If I could stop it at this specific moment, it could never go all dark and cruel. Hey what should I say; sometimes it’s out of your hands. Just learn to sleep on it, or stay up all night and you will see the colors again, lighter colors indeed!!!

Sunday, January 01, 2006

“No More Regrets of Any Kind for Me”

Making New Year's Resolutions is an excellent idea; even we usually do violate them before the second week of January! I believe trying and loosing is always more admirable than not doing anything. This year, stop biting off more than you can chew, just think of something small that you can change, it could be anything! Remember, small steps could lead to the bigger ones. I remember one year my New Year's Resolution was to wake up early, so I didn’t have to miss my amazingly interesting 8:00 a.m Biochemistry class!

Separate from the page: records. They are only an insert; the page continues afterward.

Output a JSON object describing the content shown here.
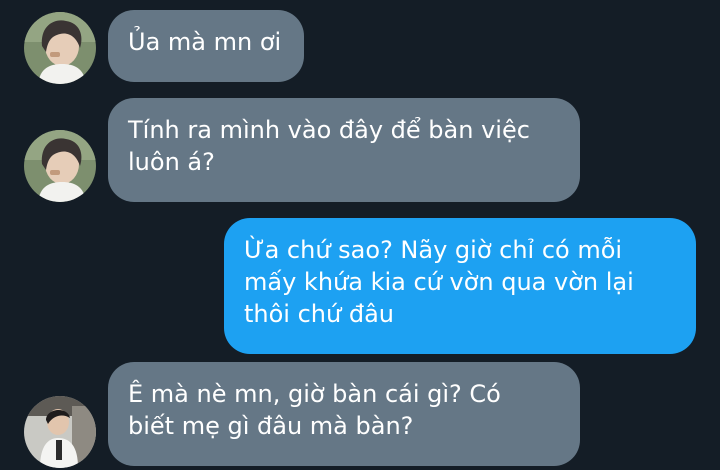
{
  "thread": {
    "messages": [
      {
        "sender": "incoming",
        "avatar_icon": "profile-photo-icon",
        "lines": [
          "Ủa mà mn ơi"
        ]
      },
      {
        "sender": "incoming",
        "avatar_icon": "profile-photo-icon",
        "lines": [
          "Tính ra mình vào đây để bàn việc",
          "luôn á?"
        ]
      },
      {
        "sender": "outgoing",
        "lines": [
          "Ừa chứ sao? Nãy giờ chỉ có mỗi",
          "mấy khứa kia cứ vờn qua vờn lại",
          "thôi chứ đâu"
        ]
      },
      {
        "sender": "incoming",
        "avatar_icon": "profile-photo-icon",
        "lines": [
          "Ê mà nè mn, giờ bàn cái gì? Có",
          "biết mẹ gì đâu mà bàn?"
        ]
      }
    ]
  },
  "colors": {
    "background": "#141d26",
    "incoming_bubble": "#657786",
    "outgoing_bubble": "#1da1f2",
    "text": "#ffffff"
  }
}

Well as much as it sounds funny and childish, it worked for me and I didn’t miss a class afterwards, and that meant, I had my own notes and I didn’t have to beg my classmates for getting notes. I also felt so good about myself by keeping my New Year’s Resolution! So how about this year?

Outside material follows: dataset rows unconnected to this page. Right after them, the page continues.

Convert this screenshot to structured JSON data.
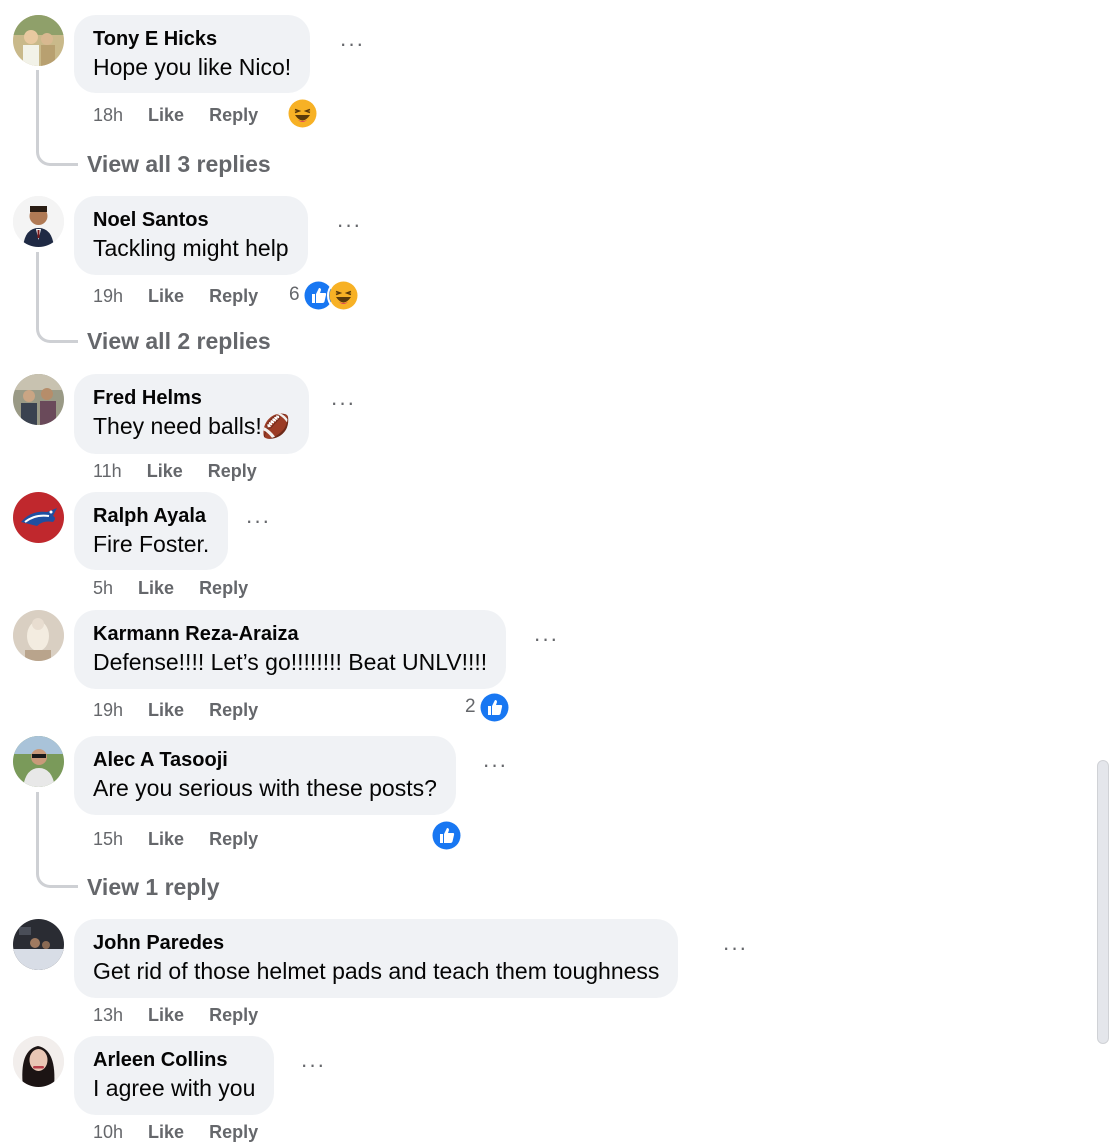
{
  "comments": [
    {
      "author": "Tony E Hicks",
      "text": "Hope you like Nico!",
      "time": "18h",
      "like": "Like",
      "reply": "Reply",
      "reactions": [
        "haha"
      ],
      "reaction_count": "",
      "view_replies": "View all 3 replies"
    },
    {
      "author": "Noel Santos",
      "text": "Tackling might help",
      "time": "19h",
      "like": "Like",
      "reply": "Reply",
      "reactions": [
        "like",
        "haha"
      ],
      "reaction_count": "6",
      "view_replies": "View all 2 replies"
    },
    {
      "author": "Fred Helms",
      "text": "They need balls!🏈",
      "time": "11h",
      "like": "Like",
      "reply": "Reply",
      "reactions": [],
      "reaction_count": ""
    },
    {
      "author": "Ralph Ayala",
      "text": "Fire Foster.",
      "time": "5h",
      "like": "Like",
      "reply": "Reply",
      "reactions": [],
      "reaction_count": ""
    },
    {
      "author": "Karmann Reza-Araiza",
      "text": "Defense!!!! Let’s go!!!!!!!! Beat UNLV!!!!",
      "time": "19h",
      "like": "Like",
      "reply": "Reply",
      "reactions": [
        "like"
      ],
      "reaction_count": "2"
    },
    {
      "author": "Alec A Tasooji",
      "text": "Are you serious with these posts?",
      "time": "15h",
      "like": "Like",
      "reply": "Reply",
      "reactions": [
        "like"
      ],
      "reaction_count": "",
      "view_replies": "View 1 reply"
    },
    {
      "author": "John Paredes",
      "text": "Get rid of those helmet pads and teach them toughness",
      "time": "13h",
      "like": "Like",
      "reply": "Reply",
      "reactions": [],
      "reaction_count": ""
    },
    {
      "author": "Arleen Collins",
      "text": "I agree with you",
      "time": "10h",
      "like": "Like",
      "reply": "Reply",
      "reactions": [],
      "reaction_count": ""
    }
  ],
  "more_label": "···",
  "colors": {
    "bubble": "#f0f2f5",
    "secondary_text": "#65676b",
    "like_blue": "#1877f2",
    "haha_yellow": "#f7b125",
    "thread_line": "#ced0d4"
  }
}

Since I don’t have any other INTERESTING classes, I have to think of something bigger this year. A dear friend once told me to dream big, and always ask for more, so I am about to think of something bigger. Maybe this year, I want to be the best I can be! This best could cover a whole range, so that could be hard to accomplish in a year! Then I think being the best you can be, is the thought that you must carry with you all the time and it doesn’t need to Waite for a new year. So saying all that, how about this year’s resolution? mmmm….Since I am not a risk taker, I want to take more risks, living on the edge could be fun in its own way. I also want to fight to my last breath for what I want, and that means, fighting for what I want at the right time, or regretting it for the rest of my life. I don’t want to let another magic moment to pass me by, “No More Regrets of Any Kind for Me”. Oh Oh,I forgot to say that chocolate intake has to decrease as well ;) I can go on with this list, but I prefer to bring it rather than sing it!